Service public de la petite enfance : les principales mesures du gouvernement
Ce n’était pas des paroles en l’air. Le gouvernement compte bien créer suffisamment de places pour « garantir l’accueil de chaque jeune enfant » et s’engage ainsi à 100 000 places supplémentaires d’ici 2027 et 200 000 à horizon 2030. Pour y parvenir, plusieurs actions vont être entreprises. L’une concerne la clarification de la gouvernance, et c’est l’article 10 de la loi sur le plein emploi qui en détaille le contenu (cf Lettre Hebdo 94-95). En pratique, les communes auront le rôle d’autorités organisatrices de l’offre d’accueil, compétence qu’elles pourront transférer aux intercommunalités. Elles seront soutenues financièrement et en ingénierie par branche famille de la sécurité sociale. Par ailleurs, ce même article prévoit que « la politique d’accueil du jeune enfant est conduite dans le cadre d’une stratégie nationale adoptée par arrêté du ministre de la famille et qui détermine notamment les priorités et objectifs nationaux pluriannuels en matière de développement quantitatif et qualitatif de l’offre d’accueil et de formation des professionnels de la petite enfance ». En outre, les Comités départementaux de services aux familles (CDSF) seront en charge du suivi du schéma pluriannuel de maintien et développement de l’offre d’accueil des communes afin que la politique d’accueil du jeune enfant mise en place sur le territoire réponde aux besoins des familles. A noter : « si les résultats ne sont pas atteints dans un territoire, alors les CAF peuvent intervenir en dernier ressort afin de garantir l'ouverture de nouvelles places », peut-on lire dans le dossier de presse « Service public de la petite enfance : garantir un meilleur accueil du jeune enfant », synthétisant les mesures.
Et comme l’argent est le nerf de la guerre, un financement conséquent a été annoncé : 5,5 milliards d’euros supplémentaires d’ici la fin du quinquennat. Il a également été rappelé l’harmonisation des restes à charge des familles entre les modes d’accueil (crèche/assistante maternelle), qui sera effectif en 2025.

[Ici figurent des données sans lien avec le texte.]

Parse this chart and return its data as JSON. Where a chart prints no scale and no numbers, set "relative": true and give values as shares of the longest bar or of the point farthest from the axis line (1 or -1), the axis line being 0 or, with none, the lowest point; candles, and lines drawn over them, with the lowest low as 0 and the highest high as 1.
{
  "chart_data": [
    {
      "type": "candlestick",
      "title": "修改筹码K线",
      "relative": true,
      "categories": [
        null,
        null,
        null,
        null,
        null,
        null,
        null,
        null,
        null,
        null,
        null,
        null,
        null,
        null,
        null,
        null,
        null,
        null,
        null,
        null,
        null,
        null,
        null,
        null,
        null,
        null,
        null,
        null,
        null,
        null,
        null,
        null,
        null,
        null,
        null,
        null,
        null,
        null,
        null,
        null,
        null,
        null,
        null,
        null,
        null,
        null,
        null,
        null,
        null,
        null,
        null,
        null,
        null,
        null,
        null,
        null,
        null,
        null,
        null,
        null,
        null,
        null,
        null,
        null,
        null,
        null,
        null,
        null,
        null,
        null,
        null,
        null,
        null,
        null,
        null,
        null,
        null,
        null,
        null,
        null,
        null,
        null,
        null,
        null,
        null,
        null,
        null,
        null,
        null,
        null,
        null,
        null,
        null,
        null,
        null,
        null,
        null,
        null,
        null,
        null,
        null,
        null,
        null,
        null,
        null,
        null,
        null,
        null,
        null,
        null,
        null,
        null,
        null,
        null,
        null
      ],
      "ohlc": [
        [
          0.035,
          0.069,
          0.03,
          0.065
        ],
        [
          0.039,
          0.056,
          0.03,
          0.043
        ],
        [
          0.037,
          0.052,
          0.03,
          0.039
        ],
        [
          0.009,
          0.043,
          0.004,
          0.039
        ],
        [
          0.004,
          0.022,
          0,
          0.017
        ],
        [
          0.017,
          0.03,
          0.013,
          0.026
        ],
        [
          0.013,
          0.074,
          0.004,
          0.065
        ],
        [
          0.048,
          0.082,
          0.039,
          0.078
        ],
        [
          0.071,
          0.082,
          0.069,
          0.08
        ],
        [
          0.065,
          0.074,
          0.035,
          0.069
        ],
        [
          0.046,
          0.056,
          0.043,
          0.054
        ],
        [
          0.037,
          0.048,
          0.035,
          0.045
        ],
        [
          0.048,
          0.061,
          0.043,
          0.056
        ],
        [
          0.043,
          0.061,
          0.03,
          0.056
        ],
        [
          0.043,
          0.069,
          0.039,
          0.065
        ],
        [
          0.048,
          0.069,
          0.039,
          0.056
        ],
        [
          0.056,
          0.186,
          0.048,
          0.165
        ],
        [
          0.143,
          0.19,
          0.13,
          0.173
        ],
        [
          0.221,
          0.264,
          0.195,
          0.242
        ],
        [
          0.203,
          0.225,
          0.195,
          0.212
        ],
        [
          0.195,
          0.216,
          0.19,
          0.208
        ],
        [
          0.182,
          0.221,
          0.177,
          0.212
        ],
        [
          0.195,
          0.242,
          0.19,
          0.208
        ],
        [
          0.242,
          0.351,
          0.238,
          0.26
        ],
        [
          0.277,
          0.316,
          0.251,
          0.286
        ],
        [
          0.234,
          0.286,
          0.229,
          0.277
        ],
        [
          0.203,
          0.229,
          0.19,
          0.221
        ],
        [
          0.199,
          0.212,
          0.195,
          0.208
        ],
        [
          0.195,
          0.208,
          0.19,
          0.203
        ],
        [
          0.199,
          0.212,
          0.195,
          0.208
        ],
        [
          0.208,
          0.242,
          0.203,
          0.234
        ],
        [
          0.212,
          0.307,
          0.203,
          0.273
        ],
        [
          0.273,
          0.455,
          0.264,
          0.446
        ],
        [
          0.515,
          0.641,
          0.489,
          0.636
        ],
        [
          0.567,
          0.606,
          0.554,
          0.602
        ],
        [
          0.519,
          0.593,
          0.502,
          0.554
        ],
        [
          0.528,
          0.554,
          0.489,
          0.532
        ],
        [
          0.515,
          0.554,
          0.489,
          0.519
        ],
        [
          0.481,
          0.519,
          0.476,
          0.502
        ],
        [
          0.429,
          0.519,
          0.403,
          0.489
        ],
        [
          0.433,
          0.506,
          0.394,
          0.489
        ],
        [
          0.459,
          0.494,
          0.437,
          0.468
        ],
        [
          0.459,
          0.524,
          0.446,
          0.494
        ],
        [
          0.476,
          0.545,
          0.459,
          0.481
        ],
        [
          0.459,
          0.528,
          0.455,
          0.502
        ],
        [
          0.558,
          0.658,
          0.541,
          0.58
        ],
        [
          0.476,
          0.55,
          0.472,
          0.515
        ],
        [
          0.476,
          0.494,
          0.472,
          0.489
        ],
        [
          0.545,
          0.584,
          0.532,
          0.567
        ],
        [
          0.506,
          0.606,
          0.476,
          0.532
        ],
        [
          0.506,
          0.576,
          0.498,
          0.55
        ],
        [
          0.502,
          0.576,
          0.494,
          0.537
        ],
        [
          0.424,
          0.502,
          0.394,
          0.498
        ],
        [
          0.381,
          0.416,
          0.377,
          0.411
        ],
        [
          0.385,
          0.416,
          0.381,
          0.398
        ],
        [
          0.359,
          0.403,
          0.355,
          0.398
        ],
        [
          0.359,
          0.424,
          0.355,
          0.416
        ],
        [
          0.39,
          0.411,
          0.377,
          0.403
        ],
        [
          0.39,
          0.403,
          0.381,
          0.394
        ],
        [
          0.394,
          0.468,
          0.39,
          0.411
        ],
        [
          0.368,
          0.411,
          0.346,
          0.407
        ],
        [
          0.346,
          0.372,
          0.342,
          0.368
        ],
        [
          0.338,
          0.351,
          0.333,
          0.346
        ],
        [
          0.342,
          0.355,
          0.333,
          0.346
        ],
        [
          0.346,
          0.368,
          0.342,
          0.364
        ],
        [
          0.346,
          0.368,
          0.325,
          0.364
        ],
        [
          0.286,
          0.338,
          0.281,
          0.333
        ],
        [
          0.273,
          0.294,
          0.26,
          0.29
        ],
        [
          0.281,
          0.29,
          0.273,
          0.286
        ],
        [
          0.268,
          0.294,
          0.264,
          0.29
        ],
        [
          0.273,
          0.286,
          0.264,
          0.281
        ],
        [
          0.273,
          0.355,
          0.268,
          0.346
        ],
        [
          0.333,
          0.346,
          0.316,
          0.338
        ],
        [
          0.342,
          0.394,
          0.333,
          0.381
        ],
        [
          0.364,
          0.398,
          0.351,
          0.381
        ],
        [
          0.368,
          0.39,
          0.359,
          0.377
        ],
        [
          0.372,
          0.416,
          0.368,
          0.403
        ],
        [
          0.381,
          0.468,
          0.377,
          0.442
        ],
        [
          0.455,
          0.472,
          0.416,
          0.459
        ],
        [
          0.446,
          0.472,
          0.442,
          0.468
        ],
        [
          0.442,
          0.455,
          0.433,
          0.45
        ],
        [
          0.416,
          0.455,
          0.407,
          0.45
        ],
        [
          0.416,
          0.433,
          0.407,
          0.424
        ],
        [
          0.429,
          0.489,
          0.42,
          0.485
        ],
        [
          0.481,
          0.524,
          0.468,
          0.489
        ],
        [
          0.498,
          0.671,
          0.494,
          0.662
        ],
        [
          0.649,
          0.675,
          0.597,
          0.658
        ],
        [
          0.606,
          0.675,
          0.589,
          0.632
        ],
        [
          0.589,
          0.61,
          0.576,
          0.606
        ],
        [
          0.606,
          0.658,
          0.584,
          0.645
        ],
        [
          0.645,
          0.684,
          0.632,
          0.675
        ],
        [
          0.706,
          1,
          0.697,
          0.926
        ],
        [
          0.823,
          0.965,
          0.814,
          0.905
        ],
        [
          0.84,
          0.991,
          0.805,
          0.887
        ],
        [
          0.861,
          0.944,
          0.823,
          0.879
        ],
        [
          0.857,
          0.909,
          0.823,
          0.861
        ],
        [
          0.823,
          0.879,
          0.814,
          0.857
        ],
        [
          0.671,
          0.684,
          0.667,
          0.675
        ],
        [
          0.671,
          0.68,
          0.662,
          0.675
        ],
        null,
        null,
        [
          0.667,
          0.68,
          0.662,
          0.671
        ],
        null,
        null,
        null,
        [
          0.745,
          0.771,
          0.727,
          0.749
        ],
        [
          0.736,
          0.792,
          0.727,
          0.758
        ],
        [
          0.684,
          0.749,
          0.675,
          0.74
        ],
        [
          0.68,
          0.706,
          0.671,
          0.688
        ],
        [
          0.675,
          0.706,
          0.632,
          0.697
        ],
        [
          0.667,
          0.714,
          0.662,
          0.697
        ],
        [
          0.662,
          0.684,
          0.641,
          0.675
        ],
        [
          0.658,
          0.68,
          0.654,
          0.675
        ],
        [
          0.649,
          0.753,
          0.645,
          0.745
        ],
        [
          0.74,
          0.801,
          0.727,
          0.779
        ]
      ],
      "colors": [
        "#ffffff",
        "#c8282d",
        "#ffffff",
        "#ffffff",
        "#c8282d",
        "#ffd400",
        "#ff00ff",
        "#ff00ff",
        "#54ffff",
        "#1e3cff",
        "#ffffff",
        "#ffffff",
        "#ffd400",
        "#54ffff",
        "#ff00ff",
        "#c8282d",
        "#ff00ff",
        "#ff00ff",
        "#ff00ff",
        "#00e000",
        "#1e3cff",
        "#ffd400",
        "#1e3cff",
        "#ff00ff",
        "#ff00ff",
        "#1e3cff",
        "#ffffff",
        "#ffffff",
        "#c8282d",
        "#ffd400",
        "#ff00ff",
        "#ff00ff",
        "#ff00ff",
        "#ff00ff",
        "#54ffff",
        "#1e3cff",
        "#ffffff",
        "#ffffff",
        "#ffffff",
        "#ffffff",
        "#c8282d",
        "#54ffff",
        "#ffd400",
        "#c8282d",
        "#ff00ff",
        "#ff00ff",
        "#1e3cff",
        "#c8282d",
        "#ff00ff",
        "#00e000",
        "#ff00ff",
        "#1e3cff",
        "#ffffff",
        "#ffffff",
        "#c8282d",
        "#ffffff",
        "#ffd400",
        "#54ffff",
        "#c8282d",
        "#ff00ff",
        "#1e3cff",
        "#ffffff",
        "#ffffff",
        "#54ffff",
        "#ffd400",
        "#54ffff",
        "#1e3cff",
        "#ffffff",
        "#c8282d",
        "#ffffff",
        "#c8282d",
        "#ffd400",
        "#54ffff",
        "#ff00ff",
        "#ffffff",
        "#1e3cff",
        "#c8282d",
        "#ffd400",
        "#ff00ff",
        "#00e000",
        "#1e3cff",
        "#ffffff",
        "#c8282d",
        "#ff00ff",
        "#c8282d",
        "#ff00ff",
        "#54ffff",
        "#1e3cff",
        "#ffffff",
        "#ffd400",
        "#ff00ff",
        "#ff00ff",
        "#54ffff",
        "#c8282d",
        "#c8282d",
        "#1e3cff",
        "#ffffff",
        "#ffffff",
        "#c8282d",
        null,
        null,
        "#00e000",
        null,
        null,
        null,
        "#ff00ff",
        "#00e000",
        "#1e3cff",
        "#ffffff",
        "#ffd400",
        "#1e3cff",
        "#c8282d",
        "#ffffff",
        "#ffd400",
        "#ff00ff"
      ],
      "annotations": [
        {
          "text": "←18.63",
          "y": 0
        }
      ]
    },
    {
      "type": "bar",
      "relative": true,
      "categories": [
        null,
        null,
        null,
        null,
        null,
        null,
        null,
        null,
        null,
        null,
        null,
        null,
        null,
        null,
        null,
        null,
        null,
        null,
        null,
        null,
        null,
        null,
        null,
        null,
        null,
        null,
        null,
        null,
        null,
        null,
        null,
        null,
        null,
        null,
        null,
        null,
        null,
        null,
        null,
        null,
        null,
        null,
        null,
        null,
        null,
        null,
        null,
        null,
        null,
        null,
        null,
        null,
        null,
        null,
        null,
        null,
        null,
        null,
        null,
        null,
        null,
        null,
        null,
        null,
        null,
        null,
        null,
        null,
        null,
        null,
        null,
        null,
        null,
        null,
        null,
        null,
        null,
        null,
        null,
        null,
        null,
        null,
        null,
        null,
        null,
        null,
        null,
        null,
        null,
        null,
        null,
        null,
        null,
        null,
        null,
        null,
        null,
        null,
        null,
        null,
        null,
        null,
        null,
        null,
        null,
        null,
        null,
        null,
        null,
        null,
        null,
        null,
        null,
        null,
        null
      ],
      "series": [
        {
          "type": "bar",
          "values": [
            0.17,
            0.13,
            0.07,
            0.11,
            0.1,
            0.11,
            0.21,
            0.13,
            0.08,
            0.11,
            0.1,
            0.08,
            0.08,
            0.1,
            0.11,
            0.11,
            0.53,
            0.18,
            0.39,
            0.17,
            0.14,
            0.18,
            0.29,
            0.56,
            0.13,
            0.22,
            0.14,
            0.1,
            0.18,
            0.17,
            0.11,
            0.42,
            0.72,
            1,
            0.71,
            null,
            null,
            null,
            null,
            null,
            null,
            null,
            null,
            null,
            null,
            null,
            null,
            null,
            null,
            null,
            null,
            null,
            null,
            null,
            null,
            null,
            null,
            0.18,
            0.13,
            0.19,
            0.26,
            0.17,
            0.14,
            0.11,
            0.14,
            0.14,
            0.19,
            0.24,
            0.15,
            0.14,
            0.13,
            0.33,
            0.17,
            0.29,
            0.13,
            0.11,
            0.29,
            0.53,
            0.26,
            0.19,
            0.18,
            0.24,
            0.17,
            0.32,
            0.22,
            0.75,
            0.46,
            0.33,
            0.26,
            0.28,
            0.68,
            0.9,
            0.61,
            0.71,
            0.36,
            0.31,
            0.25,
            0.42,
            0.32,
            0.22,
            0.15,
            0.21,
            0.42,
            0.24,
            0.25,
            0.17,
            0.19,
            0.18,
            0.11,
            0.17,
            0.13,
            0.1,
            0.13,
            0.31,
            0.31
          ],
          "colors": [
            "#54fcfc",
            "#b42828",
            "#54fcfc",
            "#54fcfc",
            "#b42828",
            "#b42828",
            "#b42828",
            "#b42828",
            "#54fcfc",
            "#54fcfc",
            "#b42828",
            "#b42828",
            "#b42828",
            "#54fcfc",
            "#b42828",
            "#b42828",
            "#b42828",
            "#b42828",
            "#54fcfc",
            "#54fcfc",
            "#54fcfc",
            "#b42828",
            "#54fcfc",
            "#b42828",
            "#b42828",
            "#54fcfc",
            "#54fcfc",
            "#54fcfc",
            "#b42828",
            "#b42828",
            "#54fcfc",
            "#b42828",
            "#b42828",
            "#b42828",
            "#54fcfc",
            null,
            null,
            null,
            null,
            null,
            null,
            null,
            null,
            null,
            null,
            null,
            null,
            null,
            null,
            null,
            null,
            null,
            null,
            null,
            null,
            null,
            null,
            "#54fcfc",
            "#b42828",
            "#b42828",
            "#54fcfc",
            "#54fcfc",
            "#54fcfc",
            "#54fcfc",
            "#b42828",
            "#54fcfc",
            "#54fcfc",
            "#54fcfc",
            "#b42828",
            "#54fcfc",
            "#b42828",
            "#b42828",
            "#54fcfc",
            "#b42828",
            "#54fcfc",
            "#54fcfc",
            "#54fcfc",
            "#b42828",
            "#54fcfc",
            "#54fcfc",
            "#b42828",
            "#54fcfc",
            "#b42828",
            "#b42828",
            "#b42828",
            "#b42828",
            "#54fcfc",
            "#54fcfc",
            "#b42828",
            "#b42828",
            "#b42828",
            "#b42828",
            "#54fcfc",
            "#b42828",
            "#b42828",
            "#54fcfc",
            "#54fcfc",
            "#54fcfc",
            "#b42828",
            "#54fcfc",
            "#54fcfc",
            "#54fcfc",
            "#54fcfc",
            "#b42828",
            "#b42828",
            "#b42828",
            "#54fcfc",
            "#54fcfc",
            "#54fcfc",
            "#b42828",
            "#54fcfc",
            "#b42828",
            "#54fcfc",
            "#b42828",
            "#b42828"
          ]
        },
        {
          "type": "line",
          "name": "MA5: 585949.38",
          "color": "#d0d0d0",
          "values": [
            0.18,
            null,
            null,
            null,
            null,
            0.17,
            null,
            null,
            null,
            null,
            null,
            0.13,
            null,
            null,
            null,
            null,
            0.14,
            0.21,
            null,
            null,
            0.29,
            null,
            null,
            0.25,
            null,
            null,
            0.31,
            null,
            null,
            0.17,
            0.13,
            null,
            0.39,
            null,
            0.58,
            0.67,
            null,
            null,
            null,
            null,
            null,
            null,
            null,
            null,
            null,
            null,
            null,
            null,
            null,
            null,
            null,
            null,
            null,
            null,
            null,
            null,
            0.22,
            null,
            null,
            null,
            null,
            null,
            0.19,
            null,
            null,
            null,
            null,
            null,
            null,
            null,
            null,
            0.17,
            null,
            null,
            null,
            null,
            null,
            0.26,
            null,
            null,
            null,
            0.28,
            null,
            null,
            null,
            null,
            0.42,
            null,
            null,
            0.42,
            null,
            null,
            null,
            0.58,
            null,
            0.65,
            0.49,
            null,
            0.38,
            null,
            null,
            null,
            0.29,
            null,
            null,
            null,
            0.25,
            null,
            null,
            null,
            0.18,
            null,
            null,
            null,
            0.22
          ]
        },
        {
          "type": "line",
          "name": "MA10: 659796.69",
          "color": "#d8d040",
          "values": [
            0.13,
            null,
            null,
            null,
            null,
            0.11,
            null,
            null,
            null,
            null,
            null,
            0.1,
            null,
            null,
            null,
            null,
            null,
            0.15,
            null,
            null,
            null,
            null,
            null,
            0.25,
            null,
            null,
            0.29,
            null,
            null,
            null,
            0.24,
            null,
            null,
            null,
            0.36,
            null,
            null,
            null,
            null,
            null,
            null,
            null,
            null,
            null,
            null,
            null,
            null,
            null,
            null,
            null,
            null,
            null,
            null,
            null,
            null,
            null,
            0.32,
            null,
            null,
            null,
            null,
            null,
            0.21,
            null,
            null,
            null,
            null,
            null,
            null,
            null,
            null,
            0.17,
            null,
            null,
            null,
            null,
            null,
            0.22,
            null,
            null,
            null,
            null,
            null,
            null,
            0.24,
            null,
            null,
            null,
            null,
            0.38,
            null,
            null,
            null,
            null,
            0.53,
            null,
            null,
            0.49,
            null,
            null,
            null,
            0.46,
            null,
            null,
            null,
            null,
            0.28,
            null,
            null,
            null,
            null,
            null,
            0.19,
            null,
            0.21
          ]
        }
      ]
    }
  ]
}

Etre au plus près de toutes les familles : RPE, places Avip, accueils souples…
Dans l’idée d’ « Aller vers chaque famille pour les accompagner vers un accueil réellement universel », le gouvernement souhaite que chaque commune de plus de 10 000 habitants se dote d’un RPE. A noter : dans l’article 10 de la loi sur le plein emploi, il est écrit que les missions des RPE seront étendues. Ils pourront ainsi être charge du contrat qui lie les parents-employeurs et les assistantes maternelles. (cf Lettre Hebdo n°94-95) Une mesure qui a provoqué une levée de boucliers.
L’accent sera également mis sur le développement des crèches Avip, « avec l’objectif d’atteindre 1 000 accueils labellisés « A vocation d’insertion professionnelle » (AVIP) supplémentaires », est-il précisé.
Enfin, soucieux de lutter contre les inégalités de destin, et en particulier d’enrayer le non-recours aux modes d’accueil formel de certaines familles, le gouvernement soutiendra « les initiatives locales qui pratiquent l’aller-vers et la sensibilisation à la socialisation des enfants » via le Pacte des solidarités et le « Fonds d’innovation pour la petite enfance. Et, dans le sens du dernier rapport du Conseil de l’enfance et de l’adolescence du HCFEA, « Qualité, flexibilité, égalité : un Service public de la petite enfance favorable au développement de tous les enfants avant 3 ans », le gouvernement souhaite développer les accueils souples et flexibles pour offrir à tous les enfants une expérience de socialisation avant l’entrée à l’école maternelle.
4 axes pour améliorer la qualité d’accueil
1/La formation des professionnels de la petite enfance : elle va faire l’objet d’une attention toute particulière. En pratique, avec le Comité de filière petite enfance sera élaboré un socle de compétences commun. Pour rappel, cette mesure faisait partie des 39 recommandations de l’IGAS et était déjà préconisée dans le rapport Giampino de 2016. Autre action prévue : un programme national de recherche Petite Enfance sera mis en place afin « d’enrichir les formations dispensées sur le développement du jeune enfant ». Le nombre d’heures dévolu à l’analyse de la pratique sera accrû, le financement également. Même chose pour l’organisation de journées pédagogiques qui deviendra obligatoire.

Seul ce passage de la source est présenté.